Realistic sex frequency of happy couples
Not having sex at all or being less frequent than the first time can certainly be a sign of an unfortunate relationship. However, according to recent scientific research, a friend who boasts of having sex every morning may not actually be happier than you. According to a 2015 study in Social Psychological and Personality Science, you don't have to have sex every time you think you have to wash your hands. The thesis says it is excessive to have a relationship more than once a week. Especially if you are forced to do it. Older couples usually have a relationship about once a week. In other words, the average number of married couples is 51 times a year. Not only married couples but also unmarried couples having sex are said to be the driving force in maintaining love more ''intense'' by holding hands or kissing rather than the frequency of sex in older couples.
Recently, I confessed to my friend that I had never had a relationship with my boyfriend in the last few weeks, and he was shocked. I have a very good relationship with my boyfriend, but I haven't had sex due to some health problems (which didn't create a mood either). On the other hand, the friend said that he had been with his boyfriend for four years and that he had sex every day since the first relationship. I honestly thought it was nonsense. I was jealous, and I felt a little competitive. In theory, if you love, you should have sex every day, right? Like Jake Gyllenhaal listening to Rihana's paparazzi with his lovely eyes, aren't our couples unable to have sex often because they're not hot? I was depressed. But after that, as I chatted with my friends, my jealousy began to diminish. She says she feels bored during sex. It was amazing that I had the energy and enough time to have a relationship, but I couldn't believe that I was bored with sex. It was a story I couldn't imagine. And a couple of friends broke up a few weeks later. I wasn't surprised.

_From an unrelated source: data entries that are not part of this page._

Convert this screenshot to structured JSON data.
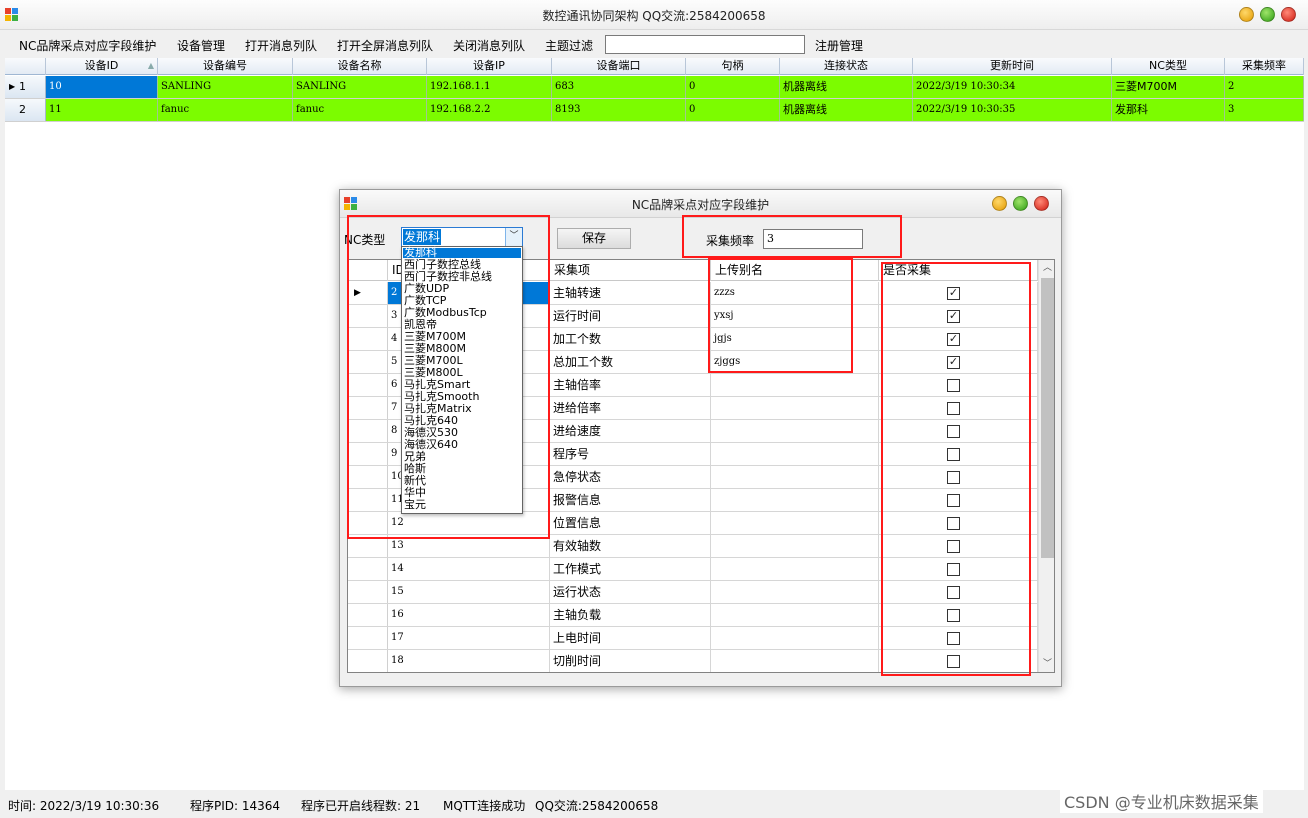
{
  "app": {
    "title": "数控通讯协同架构 QQ交流:2584200658"
  },
  "menu": {
    "items": [
      "NC品牌采点对应字段维护",
      "设备管理",
      "打开消息列队",
      "打开全屏消息列队",
      "关闭消息列队",
      "主题过滤",
      "注册管理"
    ],
    "topic_filter_value": ""
  },
  "main_grid": {
    "columns": [
      "设备ID",
      "设备编号",
      "设备名称",
      "设备IP",
      "设备端口",
      "句柄",
      "连接状态",
      "更新时间",
      "NC类型",
      "采集频率"
    ],
    "rows": [
      {
        "row_no": "1",
        "cells": [
          "10",
          "SANLING",
          "SANLING",
          "192.168.1.1",
          "683",
          "0",
          "机器离线",
          "2022/3/19 10:30:34",
          "三菱M700M",
          "2"
        ]
      },
      {
        "row_no": "2",
        "cells": [
          "11",
          "fanuc",
          "fanuc",
          "192.168.2.2",
          "8193",
          "0",
          "机器离线",
          "2022/3/19 10:30:35",
          "发那科",
          "3"
        ]
      }
    ],
    "row_color": "#7cfc00"
  },
  "dialog": {
    "title": "NC品牌采点对应字段维护",
    "nc_type_label": "NC类型",
    "nc_type_value": "发那科",
    "save_label": "保存",
    "freq_label": "采集频率",
    "freq_value": "3",
    "grid": {
      "columns": [
        "ID",
        "采集项",
        "上传别名",
        "是否采集"
      ],
      "rows": [
        {
          "id": "2",
          "item": "主轴转速",
          "alias": "zzzs",
          "checked": true
        },
        {
          "id": "3",
          "item": "运行时间",
          "alias": "yxsj",
          "checked": true
        },
        {
          "id": "4",
          "item": "加工个数",
          "alias": "jgjs",
          "checked": true
        },
        {
          "id": "5",
          "item": "总加工个数",
          "alias": "zjggs",
          "checked": true
        },
        {
          "id": "6",
          "item": "主轴倍率",
          "alias": "",
          "checked": false
        },
        {
          "id": "7",
          "item": "进给倍率",
          "alias": "",
          "checked": false
        },
        {
          "id": "8",
          "item": "进给速度",
          "alias": "",
          "checked": false
        },
        {
          "id": "9",
          "item": "程序号",
          "alias": "",
          "checked": false
        },
        {
          "id": "10",
          "item": "急停状态",
          "alias": "",
          "checked": false
        },
        {
          "id": "11",
          "item": "报警信息",
          "alias": "",
          "checked": false
        },
        {
          "id": "12",
          "item": "位置信息",
          "alias": "",
          "checked": false
        },
        {
          "id": "13",
          "item": "有效轴数",
          "alias": "",
          "checked": false
        },
        {
          "id": "14",
          "item": "工作模式",
          "alias": "",
          "checked": false
        },
        {
          "id": "15",
          "item": "运行状态",
          "alias": "",
          "checked": false
        },
        {
          "id": "16",
          "item": "主轴负载",
          "alias": "",
          "checked": false
        },
        {
          "id": "17",
          "item": "上电时间",
          "alias": "",
          "checked": false
        },
        {
          "id": "18",
          "item": "切削时间",
          "alias": "",
          "checked": false
        }
      ]
    },
    "dropdown_options": [
      "发那科",
      "西门子数控总线",
      "西门子数控非总线",
      "广数UDP",
      "广数TCP",
      "广数ModbusTcp",
      "凯恩帝",
      "三菱M700M",
      "三菱M800M",
      "三菱M700L",
      "三菱M800L",
      "马扎克Smart",
      "马扎克Smooth",
      "马扎克Matrix",
      "马扎克640",
      "海德汉530",
      "海德汉640",
      "兄弟",
      "哈斯",
      "新代",
      "华中",
      "宝元"
    ],
    "dropdown_selected_index": 0
  },
  "status_bar": {
    "time": "时间: 2022/3/19 10:30:36",
    "pid": "程序PID: 14364",
    "threads": "程序已开启线程数: 21",
    "mqtt": "MQTT连接成功",
    "qq": "QQ交流:2584200658"
  },
  "watermark": "CSDN @专业机床数据采集",
  "colors": {
    "selection": "#0078d7",
    "row_green": "#7cfc00",
    "annotation_red": "#ff1a1a"
  }
}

About once a week or two weeks
I did a non-scientific survey of 40 people via Twitter. (Gender and relationship status were not considered.) It was asked about the frequency of sex and whether the relationship was still happy after time. Responses were divided into three categories. First of all, when it comes to singles, they've had sex about once a month or more, they want to have sex more often, and they want one partner who can get along consistently. (A woman with multiple partners revealed that they had a relationship four times a week.) The following group lived with one spouse each and had sex three to six times a week. Most of them were newlyweds or young couples. (I guess they've been married for less than 5 months or in their 20s.) They all noted that they were satisfied with the number of sexes, but when they were stressed or busy, they naturally decreased.
Finally, the group with the largest distribution of couples is the older couples, who get into relationships about once every week or two. Most of them said they were satisfied with the number of times, but said they would do it more often. However, he added that it cannot be done because of a real problem. (Surprisingly, health problems were most often cited among the real problems they talked about.) The meaning of not having good enough' sex now can be interpreted as having done more than now. Again, without one exception, he mentioned that he had sex much more often at first.
In general, it is difficult to maintain the frequency of sex as before after the honeymoon phase. Obsession, as defined by psychologist Dorothy Tenor, refers to the psychological state of couples 18 to 24 months after they started a relationship. During that time, you will love all of your partner's actions. Even the appearance of not closing the door of the kitchen drawer or talking about an uninteresting drama. It's because, during this time, the brain commands hard to make you love your partner. But over that period, the brain's chemistry changes. Passion fades away, patterns become monotonous, and the number of sexes naturally decreases.
No one is achieving the ideal number of sexes
We have a social obsession with the number of sexes. In particular, people believe that men remain in a state of revealing sex all their lives, so they hang their throats on the number of sexes. I don't think women are going to get so much pressure on their partners and sexual satisfaction. All of this is prejudice. We are all obsessed with our own drama about the number of sexes. Nobody lives up to the perfect conditions created by the obsession, but I believe others will live up to them.
If you're still in a relationship, even if it's small, you don't have to get into the obsession with doing it more often. You can do it whenever you get a natural mood. It's not something you have to do every week. Rather, excess sex leads to boredom. If it doesn't come from a passionate mood, it's just a workout. If you try to increase the number of sex for no reason, a good relationship can break down. However, if you have a healthy relationship, you will naturally develop more frequent sex, not an obligation. So let's get rid of the obsession and cool off. You can fall asleep by opening a bottle of wine and watching a new documentary series. I already had enough sex this week.